When coffee fans debate the optimal brew, the argument often centers on the relationship between roast strategies and caffeine levels. But after a recent gauntlet of laboratory tests, researchers believe they identified the blend of factors comprising the perfect cup balancing flavor and zing—and dark roast diehards may want to finish taking a sip before finding out the results.
“Over 20 years ago, I heard a barista claim that dark roasts have more caffeine, but a decade later, I was exposed to the contrasting idea that light roasts were the king of caffeine. Yet, I couldn’t find any convincing data,” Zachary Lindsey, an assistant professor of physics at Georgia’s Berry College, said in a statement.
Lindsey’s team recently analyzed the relationship between coffee beans’ chemical and physical attributes through various roasting and brewing scenarios. While their trial focused on only natural and washed processed Ethiopian beans, researchers examined five varieties of roasts across brew times of one, two, and ten minutes using a machine with a 15:1 water-to-coffee ratio.
“When selecting a brew method, the main goal was to implement a procedure that could consistently produce brews within a wide range of extraction yields by only varying the brew time,” said Lindsey.
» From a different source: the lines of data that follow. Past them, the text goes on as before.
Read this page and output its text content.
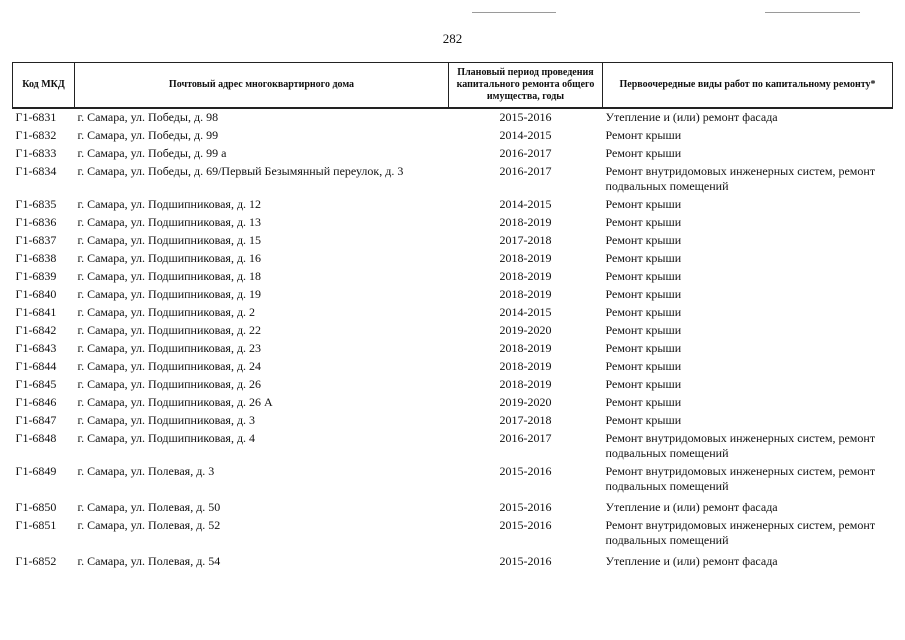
282
Код МКД	Почтовый адрес многоквартирного дома	Плановый период проведения капитального ремонта общего имущества, годы	Первоочередные виды работ по капитальному ремонту*
Г1-6831	г. Самара, ул. Победы, д. 98	2015-2016	Утепление и (или) ремонт фасада
Г1-6832	г. Самара, ул. Победы, д. 99	2014-2015	Ремонт крыши
Г1-6833	г. Самара, ул. Победы, д. 99 а	2016-2017	Ремонт крыши
Г1-6834	г. Самара, ул. Победы, д. 69/Первый Безымянный переулок, д. 3	2016-2017	Ремонт внутридомовых инженерных систем, ремонт подвальных помещений
Г1-6835	г. Самара, ул. Подшипниковая, д. 12	2014-2015	Ремонт крыши
Г1-6836	г. Самара, ул. Подшипниковая, д. 13	2018-2019	Ремонт крыши
Г1-6837	г. Самара, ул. Подшипниковая, д. 15	2017-2018	Ремонт крыши
Г1-6838	г. Самара, ул. Подшипниковая, д. 16	2018-2019	Ремонт крыши
Г1-6839	г. Самара, ул. Подшипниковая, д. 18	2018-2019	Ремонт крыши
Г1-6840	г. Самара, ул. Подшипниковая, д. 19	2018-2019	Ремонт крыши
Г1-6841	г. Самара, ул. Подшипниковая, д. 2	2014-2015	Ремонт крыши
Г1-6842	г. Самара, ул. Подшипниковая, д. 22	2019-2020	Ремонт крыши
Г1-6843	г. Самара, ул. Подшипниковая, д. 23	2018-2019	Ремонт крыши
Г1-6844	г. Самара, ул. Подшипниковая, д. 24	2018-2019	Ремонт крыши
Г1-6845	г. Самара, ул. Подшипниковая, д. 26	2018-2019	Ремонт крыши
Г1-6846	г. Самара, ул. Подшипниковая, д. 26 А	2019-2020	Ремонт крыши
Г1-6847	г. Самара, ул. Подшипниковая, д. 3	2017-2018	Ремонт крыши
Г1-6848	г. Самара, ул. Подшипниковая, д. 4	2016-2017	Ремонт внутридомовых инженерных систем, ремонт подвальных помещений
Г1-6849	г. Самара, ул. Полевая, д. 3	2015-2016	Ремонт внутридомовых инженерных систем, ремонт подвальных помещений
Г1-6850	г. Самара, ул. Полевая, д. 50	2015-2016	Утепление и (или) ремонт фасада
Г1-6851	г. Самара, ул. Полевая, д. 52	2015-2016	Ремонт внутридомовых инженерных систем, ремонт подвальных помещений
Г1-6852	г. Самара, ул. Полевая, д. 54	2015-2016	Утепление и (или) ремонт фасада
The results, published in the journal Scientific Reports, offer a detailed look at 30 unique coffee combinations on microscopic and chemical levels. Lindsey and colleagues used high-performance liquid chromatography (HPLC) to assess molecular makeup of soluble compounds like caffeine and chlorogenic acids. In this process, a brew’s compounds are separated according to their interactions with a standard material to measure concentration. Scanning electron microscopy (SEM) imaged whole and ground beans to provide observers with a close look at porosity and grain size, thereby better highlighting how roasting physically affects coffee.
For the third and final tool, the team turned to refractometry—the measurement of light bending—to learn brewing extraction yields. According to the study, attributes such as caffeine content are the result of intricate relationships between how coffee is roasted, and how well its organic compounds can dissolve into water.
As Lindsey explained, “During roasting, the volume and porosity of the coffee seeds increase as the roast progresses, which makes it easier for compounds to move in or out of the system.”
For example, porosity, or the measure of a coffee ground’s void spaces, grows due to longer grinding times. This means that a larger amount of each coffee ground’s internal surface area is exposed to water. But when it comes to caffeine, light and medium roasts on average measured higher levels than darker variants across the roasting spectrum samples. Lindsey’s team explained that this is due to the amount of caffeine that is lost during the process. Darker roasts, however, maintained higher caffeine levels than lighter roasts when porosity and extraction yields were uniform across all varieties.
“Although the interplay between roast degree and caffeine content has been addressed over 20 times in the literature, the prevailing theory is that caffeine remains stable during the roasting process,” Lindsey argues. “However, we establish a clear relationship between roast degree, caffeine content, and extraction yield.”
Like most preferences, your ideal coffee brew is ultimately a matter of personal taste (or access to ultrasonic frequencies). But if your main goal at the end of the day is to get a much-needed energy boost, Lindsey suggests a medium roast blend for the most caffeine per cup.